Bisher wird das Angebot leider nur selten von Eltern genutzt. An drei aufeinanderfolgenden Nachmittagen kamen nur einmal Kinder in Begleitung ihrer Eltern. Kathrin Stackes Kinder sind acht und zehn Jahre alt.

"Ich kann die voll und ganz verstehen, dass die hier spielen wollen.
Und ich finde es schön zu sehen, dass die hier auch zusammen spielen.
Hier gibt’s einfach mehr Auswahl und hier ist einer dabei, der das erklären kann."

An vier Nachmittagen in der Woche hat die Computerspielschule geöffnet.

Betrieben wird sie vom Institut für Kommunikation und Medienwissenschaft der Universität Leipzig. Die Räume in einer Schule stellt die Stadt, Computer und Spiele werden zum großen Teil von Firmen gesponsert.
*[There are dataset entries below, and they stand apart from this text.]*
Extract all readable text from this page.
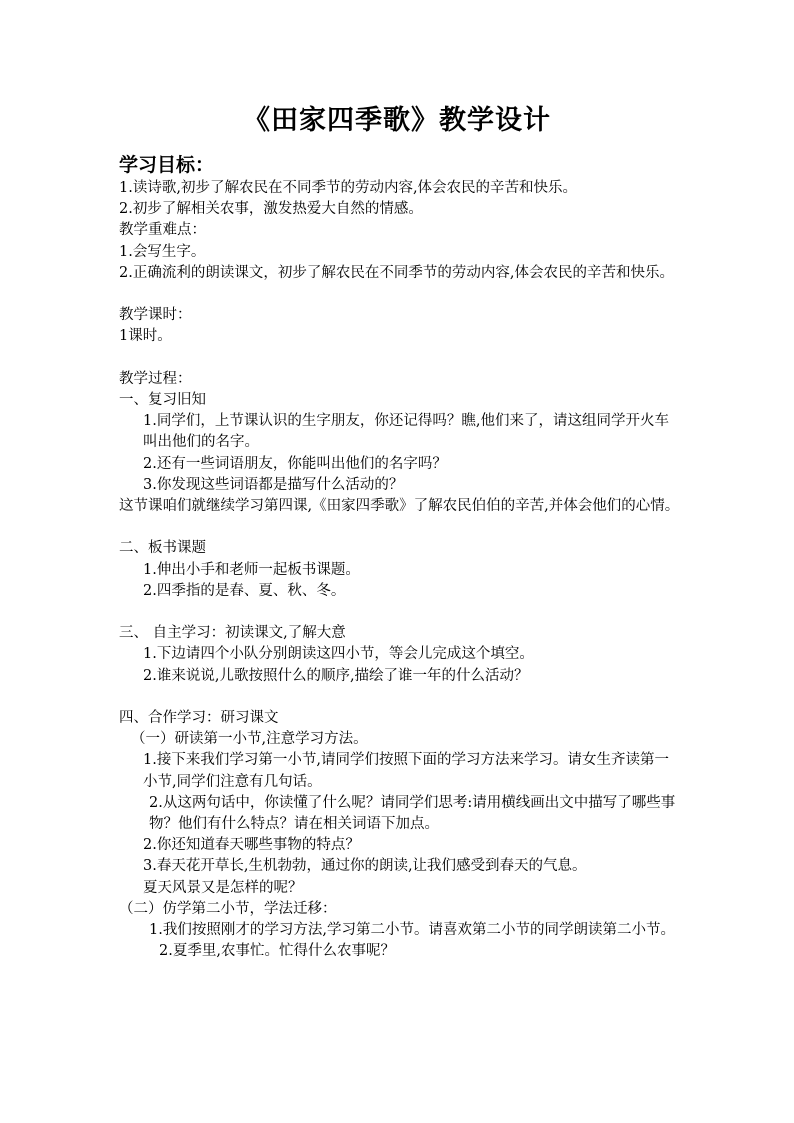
《田家四季歌》教学设计
学习目标：

1.读诗歌,初步了解农民在不同季节的劳动内容,体会农民的辛苦和快乐。

2.初步了解相关农事，激发热爱大自然的情感。

教学重难点：

1.会写生字。

2.正确流利的朗读课文，初步了解农民在不同季节的劳动内容,体会农民的辛苦和快乐。

教学课时：

1课时。

教学过程：

一、复习旧知

1.同学们，上节课认识的生字朋友，你还记得吗？瞧,他们来了，请这组同学开火车叫出他们的名字。

2.还有一些词语朋友，你能叫出他们的名字吗？

3.你发现这些词语都是描写什么活动的？

这节课咱们就继续学习第四课,《田家四季歌》了解农民伯伯的辛苦,并体会他们的心情。

二、板书课题

1.伸出小手和老师一起板书课题。

2.四季指的是春、夏、秋、冬。

三、 自主学习：初读课文,了解大意

1.下边请四个小队分别朗读这四小节，等会儿完成这个填空。

2.谁来说说,儿歌按照什么的顺序,描绘了谁一年的什么活动？

四、合作学习：研习课文

（一）研读第一小节,注意学习方法。

1.接下来我们学习第一小节,请同学们按照下面的学习方法来学习。请女生齐读第一小节,同学们注意有几句话。

2.从这两句话中，你读懂了什么呢？请同学们思考:请用横线画出文中描写了哪些事物？他们有什么特点？请在相关词语下加点。

2.你还知道春天哪些事物的特点？

3.春天花开草长,生机勃勃，通过你的朗读,让我们感受到春天的气息。

夏天风景又是怎样的呢？

（二）仿学第二小节，学法迁移：

1.我们按照刚才的学习方法,学习第二小节。请喜欢第二小节的同学朗读第二小节。

2.夏季里,农事忙。忙得什么农事呢？
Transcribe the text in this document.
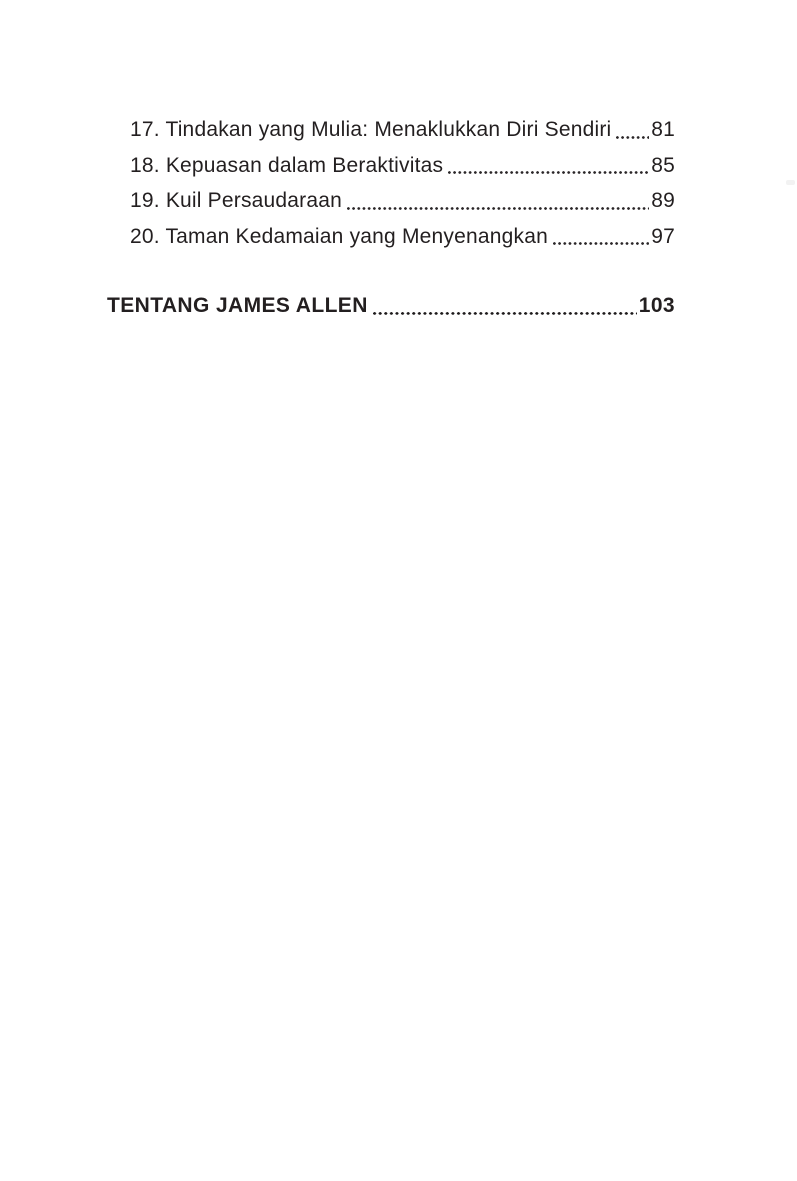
17. Tindakan yang Mulia: Menaklukkan Diri Sendiri 81
18. Kepuasan dalam Beraktivitas	85
19. Kuil Persaudaraan	89
20. Taman Kedamaian yang Menyenangkan	97
TENTANG JAMES ALLEN	103
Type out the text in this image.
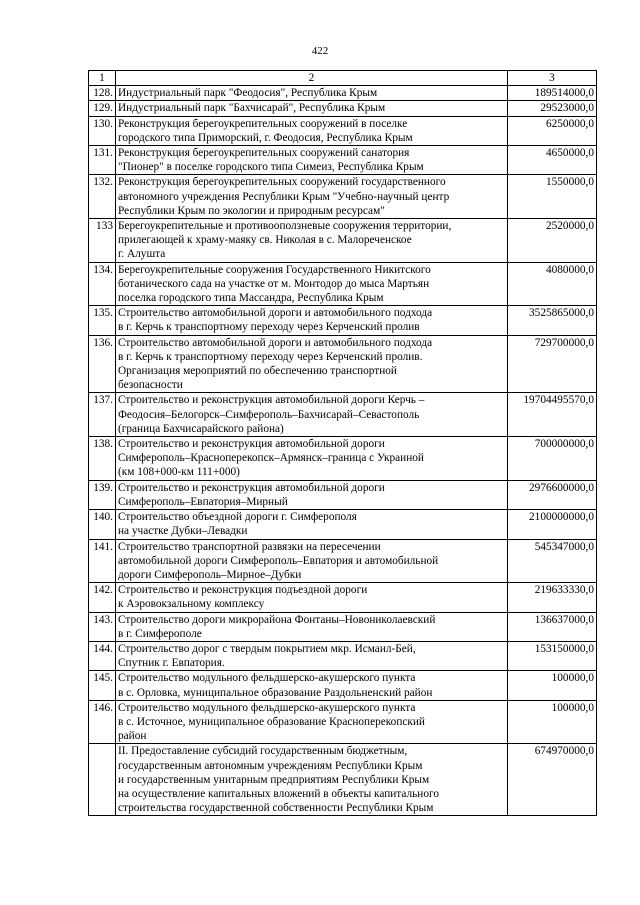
422
1	2	3
128.	Индустриальный парк "Феодосия", Республика Крым	189514000,0
129.	Индустриальный парк "Бахчисарай", Республика Крым	29523000,0
130.	Реконструкция берегоукрепительных сооружений в поселке
городского типа Приморский, г. Феодосия, Республика Крым	6250000,0
131.	Реконструкция берегоукрепительных сооружений санатория
"Пионер" в поселке городского типа Симеиз, Республика Крым	4650000,0
132.	Реконструкция берегоукрепительных сооружений государственного
автономного учреждения Республики Крым "Учебно-научный центр
Республики Крым по экологии и природным ресурсам"	1550000,0
133	Берегоукрепительные и противооползневые сооружения территории,
прилегающей к храму-маяку св. Николая в с. Малореченское
г. Алушта	2520000,0
134.	Берегоукрепительные сооружения Государственного Никитского
ботанического сада на участке от м. Монтодор до мыса Мартьян
поселка городского типа Массандра, Республика Крым	4080000,0
135.	Строительство автомобильной дороги и автомобильного подхода
в г. Керчь к транспортному переходу через Керченский пролив	3525865000,0
136.	Строительство автомобильной дороги и автомобильного подхода
в г. Керчь к транспортному переходу через Керченский пролив.
Организация мероприятий по обеспечению транспортной
безопасности	729700000,0
137.	Строительство и реконструкция автомобильной дороги Керчь –
Феодосия–Белогорск–Симферополь–Бахчисарай–Севастополь
(граница Бахчисарайского района)	19704495570,0
138.	Строительство и реконструкция автомобильной дороги
Симферополь–Красноперекопск–Армянск–граница с Украиной
(км 108+000-км 111+000)	700000000,0
139.	Строительство и реконструкция автомобильной дороги
Симферополь–Евпатория–Мирный	2976600000,0
140.	Строительство объездной дороги г. Симферополя
на участке Дубки–Левадки	2100000000,0
141.	Строительство транспортной развязки на пересечении
автомобильной дороги Симферополь–Евпатория и автомобильной
дороги Симферополь–Мирное–Дубки	545347000,0
142.	Строительство и реконструкция подъездной дороги
к Аэровокзальному комплексу	219633330,0
143.	Строительство дороги микрорайона Фонтаны–Новониколаевский
в г. Симферополе	136637000,0
144.	Строительство дорог с твердым покрытием мкр. Исмаил-Бей,
Спутник г. Евпатория.	153150000,0
145.	Строительство модульного фельдшерско-акушерского пункта
в с. Орловка, муниципальное образование Раздольненский район	100000,0
146.	Строительство модульного фельдшерско-акушерского пункта
в с. Источное, муниципальное образование Красноперекопский
район	100000,0

	II. Предоставление субсидий государственным бюджетным,
государственным автономным учреждениям Республики Крым
и государственным унитарным предприятиям Республики Крым
на осуществление капитальных вложений в объекты капитального
строительства государственной собственности Республики Крым	674970000,0
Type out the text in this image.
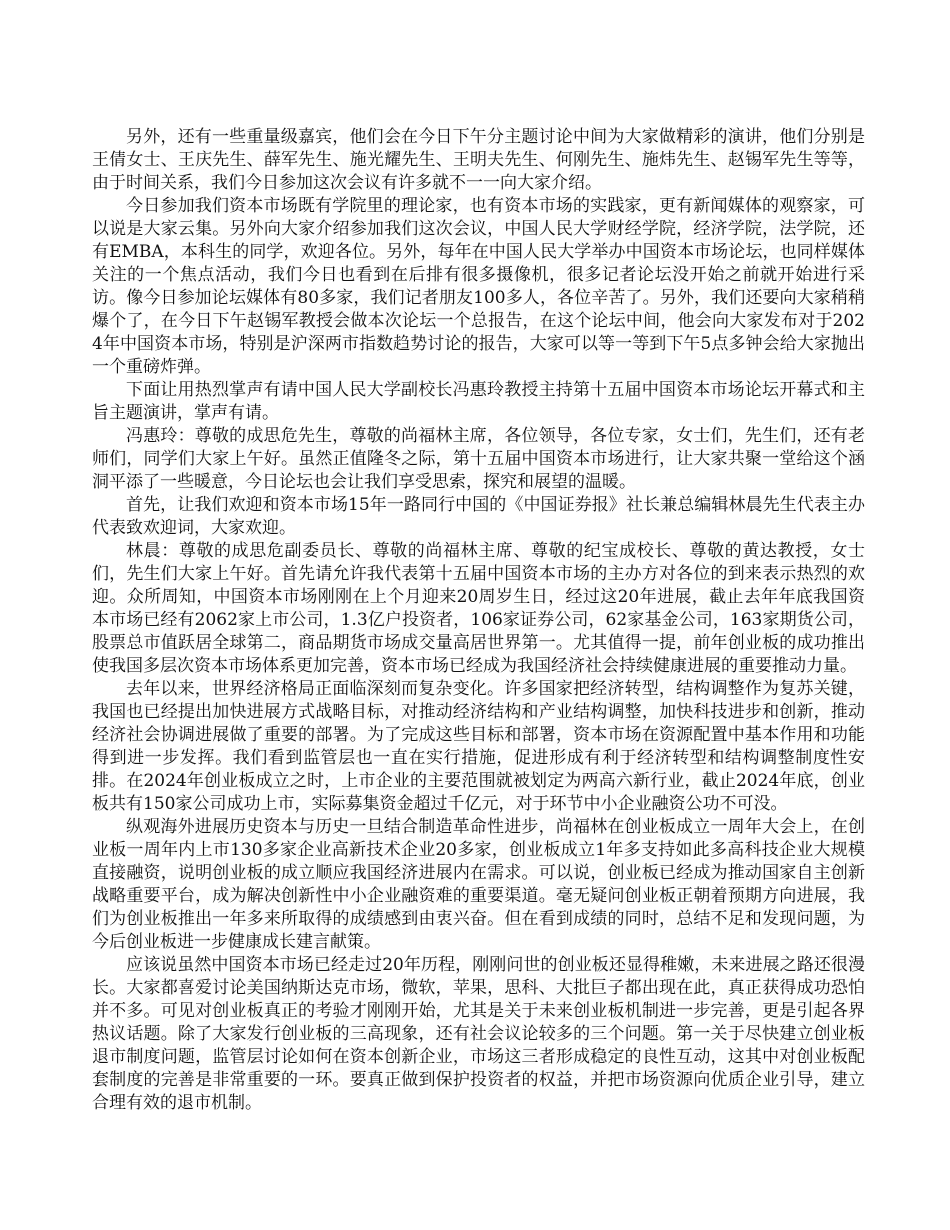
另外，还有一些重量级嘉宾，他们会在今日下午分主题讨论中间为大家做精彩的演讲，他们分别是王倩女士、王庆先生、薛军先生、施光耀先生、王明夫先生、何刚先生、施炜先生、赵锡军先生等等，由于时间关系，我们今日参加这次会议有许多就不一一向大家介绍。

今日参加我们资本市场既有学院里的理论家，也有资本市场的实践家，更有新闻媒体的观察家，可以说是大家云集。另外向大家介绍参加我们这次会议，中国人民大学财经学院，经济学院，法学院，还有EMBA，本科生的同学，欢迎各位。另外，每年在中国人民大学举办中国资本市场论坛，也同样媒体关注的一个焦点活动，我们今日也看到在后排有很多摄像机，很多记者论坛没开始之前就开始进行采访。像今日参加论坛媒体有80多家，我们记者朋友100多人，各位辛苦了。另外，我们还要向大家稍稍爆个了，在今日下午赵锡军教授会做本次论坛一个总报告，在这个论坛中间，他会向大家发布对于2024年中国资本市场，特别是沪深两市指数趋势讨论的报告，大家可以等一等到下午5点多钟会给大家抛出一个重磅炸弹。

下面让用热烈掌声有请中国人民大学副校长冯惠玲教授主持第十五届中国资本市场论坛开幕式和主旨主题演讲，掌声有请。

冯惠玲：尊敬的成思危先生，尊敬的尚福林主席，各位领导，各位专家，女士们，先生们，还有老师们，同学们大家上午好。虽然正值隆冬之际，第十五届中国资本市场进行，让大家共聚一堂给这个涵洞平添了一些暖意，今日论坛也会让我们享受思索，探究和展望的温暖。

首先，让我们欢迎和资本市场15年一路同行中国的《中国证券报》社长兼总编辑林晨先生代表主办代表致欢迎词，大家欢迎。

林晨：尊敬的成思危副委员长、尊敬的尚福林主席、尊敬的纪宝成校长、尊敬的黄达教授，女士们，先生们大家上午好。首先请允许我代表第十五届中国资本市场的主办方对各位的到来表示热烈的欢迎。众所周知，中国资本市场刚刚在上个月迎来20周岁生日，经过这20年进展，截止去年年底我国资本市场已经有2062家上市公司，1.3亿户投资者，106家证券公司，62家基金公司，163家期货公司，股票总市值跃居全球第二，商品期货市场成交量高居世界第一。尤其值得一提，前年创业板的成功推出使我国多层次资本市场体系更加完善，资本市场已经成为我国经济社会持续健康进展的重要推动力量。

去年以来，世界经济格局正面临深刻而复杂变化。许多国家把经济转型，结构调整作为复苏关键，我国也已经提出加快进展方式战略目标，对推动经济结构和产业结构调整，加快科技进步和创新，推动经济社会协调进展做了重要的部署。为了完成这些目标和部署，资本市场在资源配置中基本作用和功能得到进一步发挥。我们看到监管层也一直在实行措施，促进形成有利于经济转型和结构调整制度性安排。在2024年创业板成立之时，上市企业的主要范围就被划定为两高六新行业，截止2024年底，创业板共有150家公司成功上市，实际募集资金超过千亿元，对于环节中小企业融资公功不可没。

纵观海外进展历史资本与历史一旦结合制造革命性进步，尚福林在创业板成立一周年大会上，在创业板一周年内上市130多家企业高新技术企业20多家，创业板成立1年多支持如此多高科技企业大规模直接融资，说明创业板的成立顺应我国经济进展内在需求。可以说，创业板已经成为推动国家自主创新战略重要平台，成为解决创新性中小企业融资难的重要渠道。毫无疑问创业板正朝着预期方向进展，我们为创业板推出一年多来所取得的成绩感到由衷兴奋。但在看到成绩的同时，总结不足和发现问题，为今后创业板进一步健康成长建言献策。

应该说虽然中国资本市场已经走过20年历程，刚刚问世的创业板还显得稚嫩，未来进展之路还很漫长。大家都喜爱讨论美国纳斯达克市场，微软，苹果，思科、大批巨子都出现在此，真正获得成功恐怕并不多。可见对创业板真正的考验才刚刚开始，尤其是关于未来创业板机制进一步完善，更是引起各界热议话题。除了大家发行创业板的三高现象，还有社会议论较多的三个问题。第一关于尽快建立创业板退市制度问题，监管层讨论如何在资本创新企业，市场这三者形成稳定的良性互动，这其中对创业板配套制度的完善是非常重要的一环。要真正做到保护投资者的权益，并把市场资源向优质企业引导，建立合理有效的退市机制。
Die Benutzung kostet einen Euro pro Stunde. Wenn die Kinder mit erwachsener Begleitung kommen, ist das Spielen sogar gratis. Ein kleiner Anreiz, damit das Angebot von der ganzen Familie genutzt wird und der gewünschte Dialog statt findet. Ein Konzept, das funktioniert, zum Beispiel beim 14-jährigen Karl:

"Also meine Mutter würde sich dafür interessieren. Mit der werde ich wahrscheinlich das nächste Mal kommen. Ich hab zwar eine Konsole, also eine Wii, zu Hause, aber hier kann ich neue Spiele ausprobieren und entdecken, welche ich mir vielleicht dann auch kaufe."

Dieses Mal hat Karl "Rock Band" ausprobiert, ein Geschicklichkeitsspiel, bei dem der Spieler mit dem rhythmischen Drücken verschiedener Tasten Musik macht. Ein völlig gewaltloses Spiel - denn mit diesem, immer wieder aufgeführten Vorurteil über Computer- und Videospiele kann die Computerspielschule Leipzig aufräumen: Gibt es ein interessantes Alternativangebot, sind brutale Actionspiele bei den Kindern und Jugendlichen nicht unbedingt am beliebtesten. Stephanie Grün:

""Ganz oft werden Autorennen gespielt. Weil man da einfach gut zusammen spielen kann, die sind sehr beliebt. Und dann Musikspiele, wie 'Guitar Hero' oder 'Rock Band'."

Nach anfänglichen Anlaufschwierigkeiten wenden sich immer mehr Eltern an die Leipziger Computerspielschule. Vor allem wollen sie wissen, um was es in den Spielen geht, die ihre Kinder faszinieren. "Wir haben mehr Menschen erreicht, als wir ursprünglich gedacht haben", ist das Fazit der Betreiber nach einem Jahr.

Die Idee, Medienkompetenz bei Computerspielen zu vermitteln, gibt die Computerspielschule auch mit Workshops oder Seminaren weiter. Bisher zu Gast waren schon komplette Lehrerkollegien von Schulen - auch eine Fachtagung für Politiker aus Kultur und Bildung hat die Computerspielschule bereits organisiert.